I have a confession to make. Sometimes I’m embarrassed by my own children. Not in general. Usually they are lovely wonderful little people who amaze me with their sweet spirits and thoughtful minds. But when we sit down to dinner, it’s a whole different story.
When my kids are hungry they turn into uncultured swine. I know this is my fault. I mean, kids aren’t born with table manners – they have to be taught. And I have not done a great job of teaching mine. Yet.
Table manner teaching at our house usually goes something like this:
Child: Mumbling through mouthful of food.
Me: Don’t talk with your mouth full.
Child: I don’t like chicken. What else can I have?
Me: Nothing. You’ll eat the chicken and you’ll like it and someday you’ll realize what a wonderful mother you had to feed you healthy food.
Other child: Sneaks last piece of garlic bread when no one is looking.
Child: Hey! You stole the last piece of bread. Mom, can you make more?
Me: No bread for either of you! Go do your homework!
Me: Thinking to myself, Why am I the only one in this family who knows how to carry a plate to the sink?!
Not satisfied with our current state of offending/nagging, I decided to come up with a more fun way of teaching table manners.
My new system is called the “Manners Menu.” I printed these menus of table manners and mounted them on black cardstock like menus at a fancy restaurant.
Here are the manners we are working on:
- The Chef is Special: Have a good attitude about what is on the menu.

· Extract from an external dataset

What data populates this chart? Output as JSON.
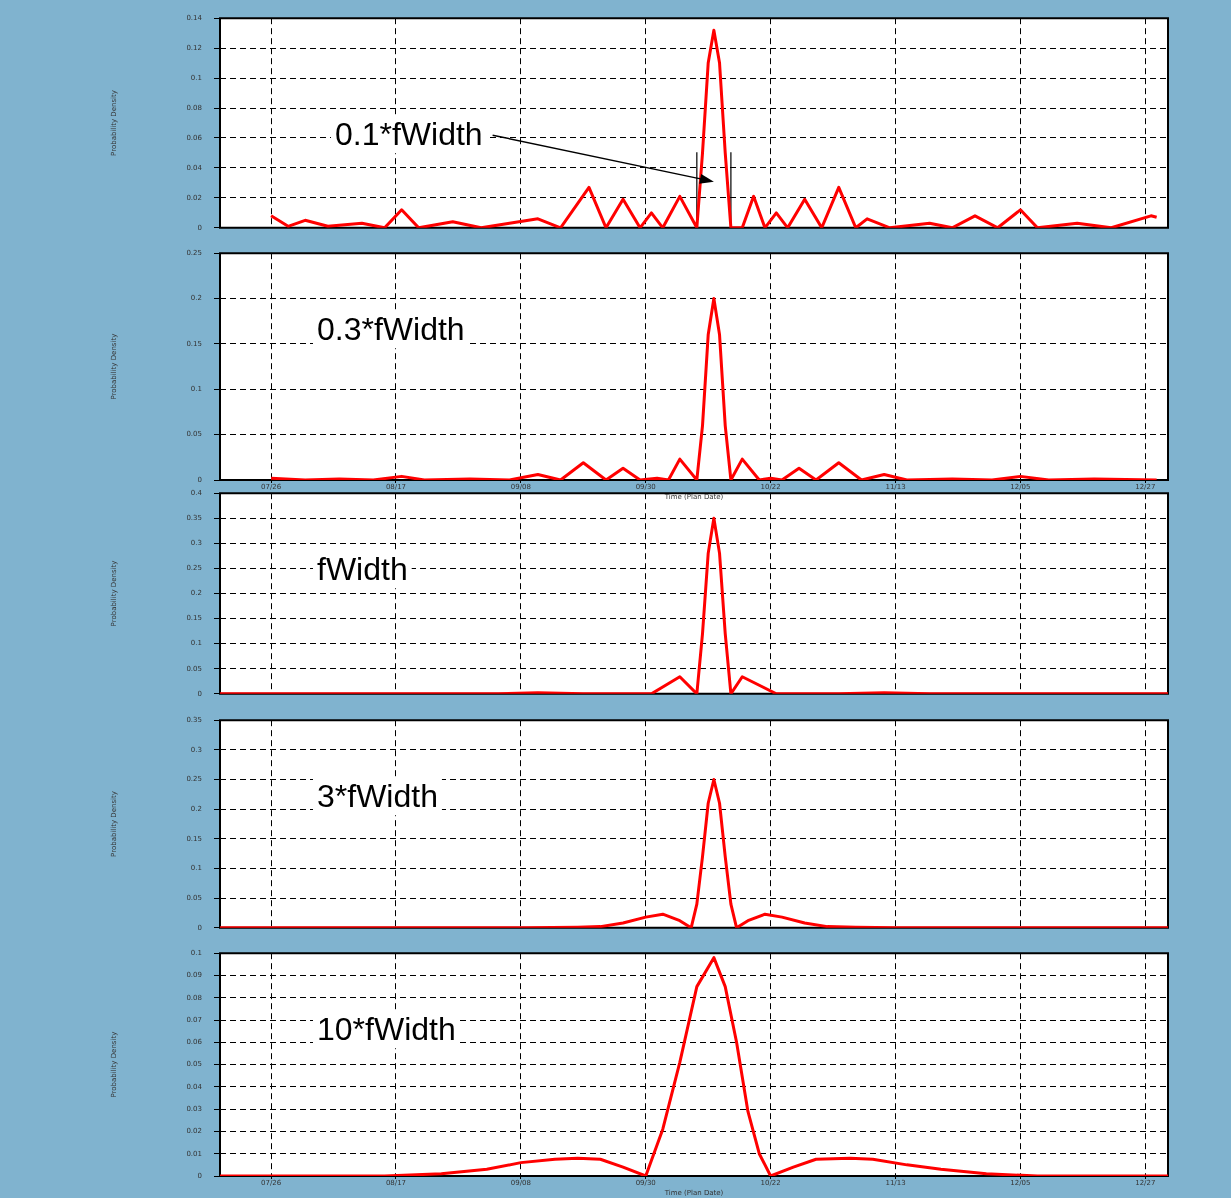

No complaining. Someone worked hard to make you this meal.
- Little Bites: Shoveling belongs in the backyard, not the dinner table. One small bite at a time, chew slooooowly, swallow, repeat.
- Finger-licking, Not so Good: Use your napkin please, not your shirt, tongue, or pants! (Using your fork properly makes this one a lot easier.)

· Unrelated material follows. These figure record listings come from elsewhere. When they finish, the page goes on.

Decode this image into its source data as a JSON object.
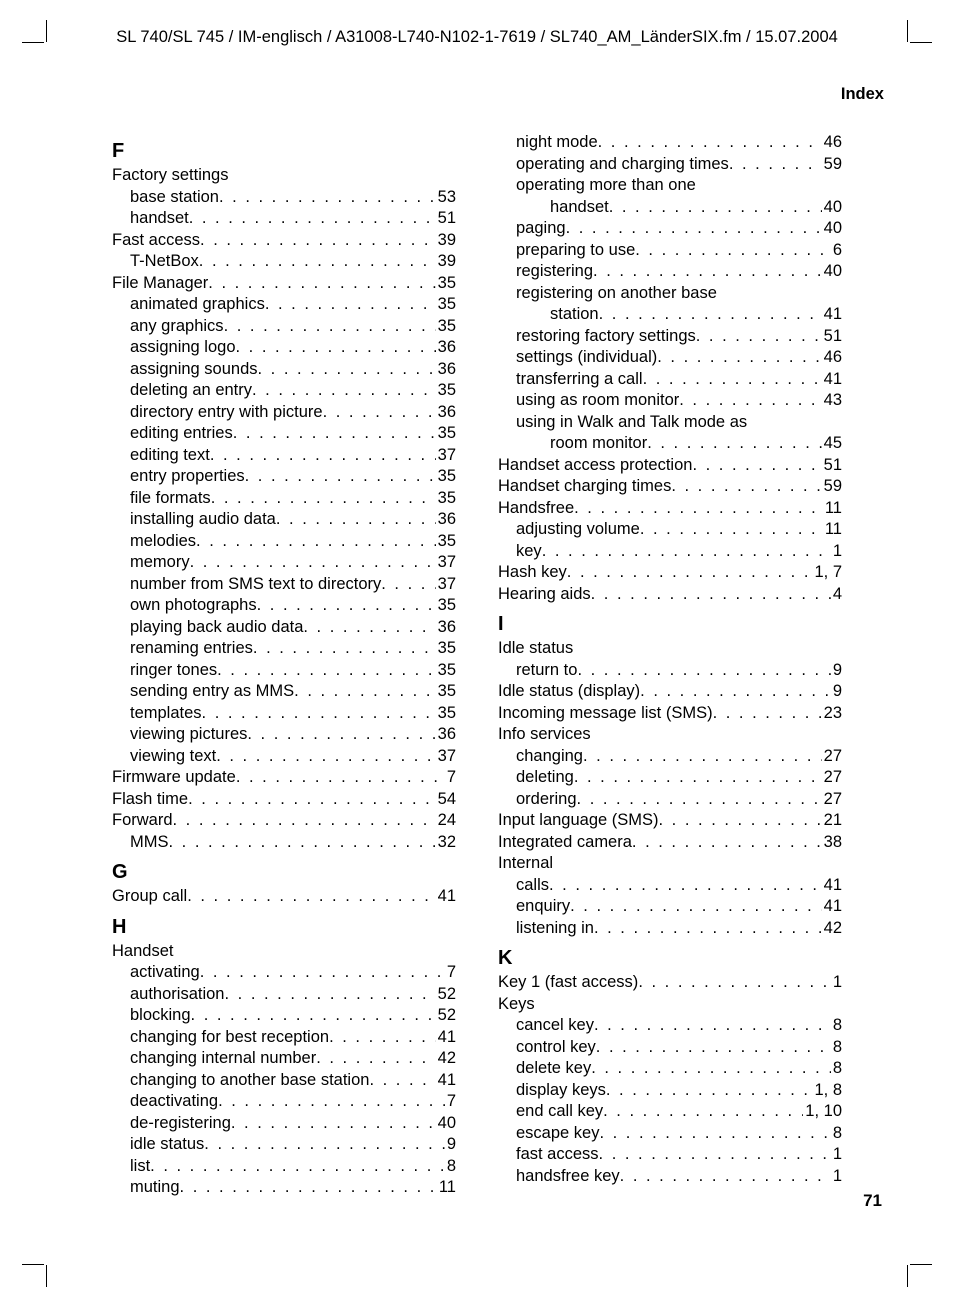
{
  "running_head": "SL 740/SL 745 / IM-englisch / A31008-L740-N102-1-7619 / SL740_AM_LänderSIX.fm / 15.07.2004",
  "section_label": "Index",
  "page_number": "71",
  "left_column": [
    {
      "type": "letter",
      "text": "F"
    },
    {
      "type": "entry",
      "term": "Factory settings",
      "page": null
    },
    {
      "type": "sub",
      "term": "base station",
      "page": "53"
    },
    {
      "type": "sub",
      "term": "handset",
      "page": "51"
    },
    {
      "type": "entry",
      "term": "Fast access",
      "page": "39"
    },
    {
      "type": "sub",
      "term": "T-NetBox",
      "page": "39"
    },
    {
      "type": "entry",
      "term": "File Manager",
      "page": "35"
    },
    {
      "type": "sub",
      "term": "animated graphics",
      "page": "35"
    },
    {
      "type": "sub",
      "term": "any graphics",
      "page": "35"
    },
    {
      "type": "sub",
      "term": "assigning logo",
      "page": "36"
    },
    {
      "type": "sub",
      "term": "assigning sounds",
      "page": "36"
    },
    {
      "type": "sub",
      "term": "deleting an entry",
      "page": "35"
    },
    {
      "type": "sub",
      "term": "directory entry with picture",
      "page": "36"
    },
    {
      "type": "sub",
      "term": "editing entries",
      "page": "35"
    },
    {
      "type": "sub",
      "term": "editing text",
      "page": "37"
    },
    {
      "type": "sub",
      "term": "entry properties",
      "page": "35"
    },
    {
      "type": "sub",
      "term": "file formats",
      "page": "35"
    },
    {
      "type": "sub",
      "term": "installing audio data",
      "page": "36"
    },
    {
      "type": "sub",
      "term": "melodies",
      "page": "35"
    },
    {
      "type": "sub",
      "term": "memory",
      "page": "37"
    },
    {
      "type": "sub",
      "term": "number from SMS text to directory",
      "page": "37"
    },
    {
      "type": "sub",
      "term": "own photographs",
      "page": "35"
    },
    {
      "type": "sub",
      "term": "playing back audio data",
      "page": "36"
    },
    {
      "type": "sub",
      "term": "renaming entries",
      "page": "35"
    },
    {
      "type": "sub",
      "term": "ringer tones",
      "page": "35"
    },
    {
      "type": "sub",
      "term": "sending entry as MMS",
      "page": "35"
    },
    {
      "type": "sub",
      "term": "templates",
      "page": "35"
    },
    {
      "type": "sub",
      "term": "viewing pictures",
      "page": "36"
    },
    {
      "type": "sub",
      "term": "viewing text",
      "page": "37"
    },
    {
      "type": "entry",
      "term": "Firmware update",
      "page": "7"
    },
    {
      "type": "entry",
      "term": "Flash time",
      "page": "54"
    },
    {
      "type": "entry",
      "term": "Forward",
      "page": "24"
    },
    {
      "type": "sub",
      "term": "MMS",
      "page": "32"
    },
    {
      "type": "letter",
      "text": "G"
    },
    {
      "type": "entry",
      "term": "Group call",
      "page": "41"
    },
    {
      "type": "letter",
      "text": "H"
    },
    {
      "type": "entry",
      "term": "Handset",
      "page": null
    },
    {
      "type": "sub",
      "term": "activating",
      "page": "7"
    },
    {
      "type": "sub",
      "term": "authorisation",
      "page": "52"
    },
    {
      "type": "sub",
      "term": "blocking",
      "page": "52"
    },
    {
      "type": "sub",
      "term": "changing for best reception",
      "page": "41"
    },
    {
      "type": "sub",
      "term": "changing internal number",
      "page": "42"
    },
    {
      "type": "sub",
      "term": "changing to another base station",
      "page": "41"
    },
    {
      "type": "sub",
      "term": "deactivating",
      "page": "7"
    },
    {
      "type": "sub",
      "term": "de-registering",
      "page": "40"
    },
    {
      "type": "sub",
      "term": "idle status",
      "page": "9"
    },
    {
      "type": "sub",
      "term": "list",
      "page": "8"
    },
    {
      "type": "sub",
      "term": "muting",
      "page": "11"
    }
  ],
  "right_column": [
    {
      "type": "sub",
      "term": "night mode",
      "page": "46"
    },
    {
      "type": "sub",
      "term": "operating and charging times",
      "page": "59"
    },
    {
      "type": "sub",
      "term": "operating more than one",
      "page": null
    },
    {
      "type": "subsub",
      "term": "handset",
      "page": "40"
    },
    {
      "type": "sub",
      "term": "paging",
      "page": "40"
    },
    {
      "type": "sub",
      "term": "preparing to use",
      "page": " 6"
    },
    {
      "type": "sub",
      "term": "registering",
      "page": "40"
    },
    {
      "type": "sub",
      "term": "registering on another base",
      "page": null
    },
    {
      "type": "subsub",
      "term": "station",
      "page": "41"
    },
    {
      "type": "sub",
      "term": "restoring factory settings",
      "page": "51"
    },
    {
      "type": "sub",
      "term": "settings (individual)",
      "page": "46"
    },
    {
      "type": "sub",
      "term": "transferring a call",
      "page": "41"
    },
    {
      "type": "sub",
      "term": "using as room monitor",
      "page": "43"
    },
    {
      "type": "sub",
      "term": "using in Walk and Talk mode as",
      "page": null
    },
    {
      "type": "subsub",
      "term": "room monitor",
      "page": "45"
    },
    {
      "type": "entry",
      "term": "Handset access protection",
      "page": "51"
    },
    {
      "type": "entry",
      "term": "Handset charging times",
      "page": "59"
    },
    {
      "type": "entry",
      "term": "Handsfree",
      "page": "11"
    },
    {
      "type": "sub",
      "term": "adjusting volume",
      "page": "11"
    },
    {
      "type": "sub",
      "term": "key",
      "page": " 1"
    },
    {
      "type": "entry",
      "term": "Hash key",
      "page": "1, 7"
    },
    {
      "type": "entry",
      "term": "Hearing aids",
      "page": " 4"
    },
    {
      "type": "letter",
      "text": "I"
    },
    {
      "type": "entry",
      "term": "Idle status",
      "page": null
    },
    {
      "type": "sub",
      "term": "return to",
      "page": " 9"
    },
    {
      "type": "entry",
      "term": "Idle status (display)",
      "page": " 9"
    },
    {
      "type": "entry",
      "term": "Incoming message list (SMS)",
      "page": "23"
    },
    {
      "type": "entry",
      "term": "Info services",
      "page": null
    },
    {
      "type": "sub",
      "term": "changing",
      "page": "27"
    },
    {
      "type": "sub",
      "term": "deleting",
      "page": "27"
    },
    {
      "type": "sub",
      "term": "ordering",
      "page": "27"
    },
    {
      "type": "entry",
      "term": "Input language (SMS)",
      "page": "21"
    },
    {
      "type": "entry",
      "term": "Integrated camera",
      "page": "38"
    },
    {
      "type": "entry",
      "term": "Internal",
      "page": null
    },
    {
      "type": "sub",
      "term": "calls",
      "page": "41"
    },
    {
      "type": "sub",
      "term": "enquiry",
      "page": "41"
    },
    {
      "type": "sub",
      "term": "listening in",
      "page": "42"
    },
    {
      "type": "letter",
      "text": "K"
    },
    {
      "type": "entry",
      "term": "Key 1 (fast access)",
      "page": " 1"
    },
    {
      "type": "entry",
      "term": "Keys",
      "page": null
    },
    {
      "type": "sub",
      "term": "cancel key",
      "page": " 8"
    },
    {
      "type": "sub",
      "term": "control key",
      "page": " 8"
    },
    {
      "type": "sub",
      "term": "delete key",
      "page": " 8"
    },
    {
      "type": "sub",
      "term": "display keys",
      "page": "1, 8"
    },
    {
      "type": "sub",
      "term": "end call key",
      "page": "1, 10"
    },
    {
      "type": "sub",
      "term": "escape key",
      "page": " 8"
    },
    {
      "type": "sub",
      "term": "fast access",
      "page": " 1"
    },
    {
      "type": "sub",
      "term": "handsfree key",
      "page": " 1"
    }
  ]
}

- Sweet Words: Remember your “please” and “thank you” please!
- Save the Last for Best: Best friends, family, and sisters, that is. Remember to offer the last bite on a serving platter to others before taking it for yourself.
- Finale: Ask to be excused and thank the chef or hostess for dinner. Carry your dishes to the sink.
Give it a shot! Download and print your own Manner’s Menu using the instructions below. You can even customize it if you’re working on different manners than we are.
How are your family’s manners?
Tell me I’m not alone in trying to train my little heathens! What kind of manners are you working on? I’m sure once we conquer these I’ll discover others that aren’t even on my radar yet.